What if your neighbors invested their life savings in land, and suddenly local government declared the land virtually worthless with a stroke of a pen? What if the local government then failed to reimburse the owners? This is the predicament of three property owners trying to protect their 814-acre investment from a "down-zoning" crusade in Brea, California. Their story is just one example of governmental abuse of eminent domain and regulatory taking highlighted by author Steven Greenhut in Righting Property Wrongs: Proposition 90 and California Property Rights, a voter-education pamphlet published by the Pacific Research Institute.
Greenhut charts rampant abuse of eminent domain in California, including the common practice of regulatory takings--measures that dictate what an owner may or may not do with their own land. Such takings narrow the viable economic uses of the land and often slam property owners with steep financial losses. Greenhut details how the city's zoning rules may obliterate any investment returns the Brea property owners hoped to receive from building much-needed houses:
The city's general plan had long allowed the development of more than 2,000 housing units....In 2001, city officials "down-zoned" that number by 30 percent, meaning that the owners, by the stroke of a pen, could build only 1,685 units and receive nothing in compensation from the city.
Greenhut continues: "Now officials want to allow only a total of 103 houses on the land. Three owners would be particularly hard hit, losing 95 percent of the development potential of their property. Those owners would be allowed to build 29 houses on 814 acres--an absurd limit of one house per 28 acres."
Clearly the city of Brea wants the land to remain undeveloped, but rather than use eminent domain, which would require the city to compensate the owners, the city seeks its goal through heavy regulation. The city council will most likely adopt the new down-zoning rule and is not ashamed of this action. According to the city's general plan: "Without financial resources to purchase the properties worthy of permanent open-space status, the city must look to creative approaches."
California voters can put a stop to this "creative" regulatory theft by approving Proposition 90. The proposition would require that the state and local governments compensate landowners for any new law or regulation that imposes "substantial economic losses" on the owners.

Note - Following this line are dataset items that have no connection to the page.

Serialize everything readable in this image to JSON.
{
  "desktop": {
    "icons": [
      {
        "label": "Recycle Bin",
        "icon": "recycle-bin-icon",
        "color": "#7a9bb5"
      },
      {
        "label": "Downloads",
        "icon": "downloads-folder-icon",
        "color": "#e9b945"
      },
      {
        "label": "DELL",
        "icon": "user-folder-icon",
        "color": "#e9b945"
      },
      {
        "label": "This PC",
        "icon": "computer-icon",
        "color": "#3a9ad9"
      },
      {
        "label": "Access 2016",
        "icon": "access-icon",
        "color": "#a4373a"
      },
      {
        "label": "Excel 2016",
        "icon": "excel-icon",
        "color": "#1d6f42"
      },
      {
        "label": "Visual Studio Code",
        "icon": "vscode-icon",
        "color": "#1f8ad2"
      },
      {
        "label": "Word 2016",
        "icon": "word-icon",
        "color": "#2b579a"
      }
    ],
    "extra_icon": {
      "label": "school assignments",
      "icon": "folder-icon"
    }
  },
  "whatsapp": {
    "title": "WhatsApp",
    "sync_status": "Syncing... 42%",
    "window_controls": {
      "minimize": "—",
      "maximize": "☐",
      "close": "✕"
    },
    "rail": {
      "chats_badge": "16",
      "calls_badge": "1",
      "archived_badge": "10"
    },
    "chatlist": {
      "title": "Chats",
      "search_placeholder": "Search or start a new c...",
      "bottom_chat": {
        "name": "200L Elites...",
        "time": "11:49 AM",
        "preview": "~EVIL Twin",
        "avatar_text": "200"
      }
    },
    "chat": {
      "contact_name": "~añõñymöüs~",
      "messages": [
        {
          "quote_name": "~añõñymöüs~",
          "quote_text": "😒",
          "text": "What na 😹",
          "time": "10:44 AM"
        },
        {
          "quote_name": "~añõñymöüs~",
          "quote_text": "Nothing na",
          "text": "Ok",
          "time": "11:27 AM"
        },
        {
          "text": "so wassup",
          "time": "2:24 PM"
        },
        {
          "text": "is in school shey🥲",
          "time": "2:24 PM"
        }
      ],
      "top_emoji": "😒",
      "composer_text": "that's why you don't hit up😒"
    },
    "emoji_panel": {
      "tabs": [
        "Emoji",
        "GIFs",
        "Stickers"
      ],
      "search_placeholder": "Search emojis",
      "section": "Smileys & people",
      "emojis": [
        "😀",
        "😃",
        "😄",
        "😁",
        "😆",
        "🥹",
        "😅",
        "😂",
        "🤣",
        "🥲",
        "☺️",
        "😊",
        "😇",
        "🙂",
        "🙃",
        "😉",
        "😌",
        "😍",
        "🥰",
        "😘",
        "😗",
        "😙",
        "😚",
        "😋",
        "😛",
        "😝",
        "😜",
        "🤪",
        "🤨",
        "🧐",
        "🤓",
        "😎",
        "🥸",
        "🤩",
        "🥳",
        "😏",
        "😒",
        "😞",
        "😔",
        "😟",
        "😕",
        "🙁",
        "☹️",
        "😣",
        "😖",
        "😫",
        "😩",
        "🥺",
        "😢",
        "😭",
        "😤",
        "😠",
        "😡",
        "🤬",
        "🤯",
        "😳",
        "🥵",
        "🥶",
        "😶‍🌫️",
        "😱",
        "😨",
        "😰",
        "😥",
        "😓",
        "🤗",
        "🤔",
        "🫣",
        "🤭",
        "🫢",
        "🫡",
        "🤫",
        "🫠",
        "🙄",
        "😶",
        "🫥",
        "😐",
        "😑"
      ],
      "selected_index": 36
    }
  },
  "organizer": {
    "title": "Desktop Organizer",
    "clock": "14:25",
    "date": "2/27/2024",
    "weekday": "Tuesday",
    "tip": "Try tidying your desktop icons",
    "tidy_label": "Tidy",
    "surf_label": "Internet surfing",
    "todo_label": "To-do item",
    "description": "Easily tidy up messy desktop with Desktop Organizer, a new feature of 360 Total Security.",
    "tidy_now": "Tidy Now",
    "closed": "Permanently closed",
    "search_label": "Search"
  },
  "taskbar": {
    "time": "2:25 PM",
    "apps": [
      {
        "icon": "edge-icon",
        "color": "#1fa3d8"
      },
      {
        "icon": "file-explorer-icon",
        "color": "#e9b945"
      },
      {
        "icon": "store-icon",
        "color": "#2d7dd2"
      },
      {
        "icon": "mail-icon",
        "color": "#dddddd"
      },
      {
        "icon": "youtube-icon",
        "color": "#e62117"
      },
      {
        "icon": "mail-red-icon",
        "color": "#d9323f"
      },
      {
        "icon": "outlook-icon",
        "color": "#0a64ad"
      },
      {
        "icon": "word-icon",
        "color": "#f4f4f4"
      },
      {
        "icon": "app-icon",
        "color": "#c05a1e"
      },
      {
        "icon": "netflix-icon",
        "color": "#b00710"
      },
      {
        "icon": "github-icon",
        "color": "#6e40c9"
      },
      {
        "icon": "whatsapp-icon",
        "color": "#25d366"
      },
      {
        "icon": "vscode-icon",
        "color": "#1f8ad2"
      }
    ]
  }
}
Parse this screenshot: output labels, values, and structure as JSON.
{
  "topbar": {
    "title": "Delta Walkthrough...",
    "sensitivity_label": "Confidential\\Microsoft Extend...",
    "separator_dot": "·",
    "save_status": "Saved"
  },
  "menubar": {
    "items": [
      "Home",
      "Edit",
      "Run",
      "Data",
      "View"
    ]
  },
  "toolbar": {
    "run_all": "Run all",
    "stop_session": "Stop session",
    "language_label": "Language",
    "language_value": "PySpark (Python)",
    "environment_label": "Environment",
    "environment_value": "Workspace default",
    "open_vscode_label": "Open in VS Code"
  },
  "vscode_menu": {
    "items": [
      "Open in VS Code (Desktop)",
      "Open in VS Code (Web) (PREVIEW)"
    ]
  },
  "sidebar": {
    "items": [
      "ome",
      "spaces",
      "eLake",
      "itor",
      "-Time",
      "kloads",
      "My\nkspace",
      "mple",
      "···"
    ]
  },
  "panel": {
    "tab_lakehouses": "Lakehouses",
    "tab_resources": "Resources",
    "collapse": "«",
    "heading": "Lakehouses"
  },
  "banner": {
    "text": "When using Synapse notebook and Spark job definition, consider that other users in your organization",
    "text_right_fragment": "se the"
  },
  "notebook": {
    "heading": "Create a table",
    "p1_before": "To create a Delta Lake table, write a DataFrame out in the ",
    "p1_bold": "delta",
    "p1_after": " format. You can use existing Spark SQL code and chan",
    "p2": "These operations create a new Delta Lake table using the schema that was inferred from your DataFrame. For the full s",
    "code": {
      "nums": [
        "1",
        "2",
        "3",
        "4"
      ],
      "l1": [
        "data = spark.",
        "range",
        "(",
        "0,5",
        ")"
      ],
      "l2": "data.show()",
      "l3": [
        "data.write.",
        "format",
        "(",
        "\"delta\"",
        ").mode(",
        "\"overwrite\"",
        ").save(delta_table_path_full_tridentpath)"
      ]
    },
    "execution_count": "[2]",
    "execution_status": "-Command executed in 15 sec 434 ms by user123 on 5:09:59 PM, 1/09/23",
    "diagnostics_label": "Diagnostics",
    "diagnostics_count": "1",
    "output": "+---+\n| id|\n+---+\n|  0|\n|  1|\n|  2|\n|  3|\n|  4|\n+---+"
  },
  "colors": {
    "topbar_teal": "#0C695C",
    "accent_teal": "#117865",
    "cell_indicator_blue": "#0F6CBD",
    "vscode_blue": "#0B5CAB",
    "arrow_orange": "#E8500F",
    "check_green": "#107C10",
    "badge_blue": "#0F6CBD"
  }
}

In other words, if the government wants to turn your land into a hillside preserve, they would have to pay you for it.
Further, to ensure that property owners are fully compensated, Proposition 90 requires the government to pay the owners the value of the property as if it had never been taken at all. This means that the government must pay the landowners the value of the property at the price it could have commanded in the marketplace. If applied to the Brea case, compensation would be the price homebuilders would be willing to pay for the land under the original zoning rules.
Because the initiative places the financial burden on the government, not landowners, fewer takings will occur. And since taxpayers will have to shell out more to regulate any piece of property, it ensures that regulatory takings will only be used for the most crucial public projects. Proposition 90 gives voters a way to end "creative" regulatory theft and provides a much needed safety net for all property owners in California.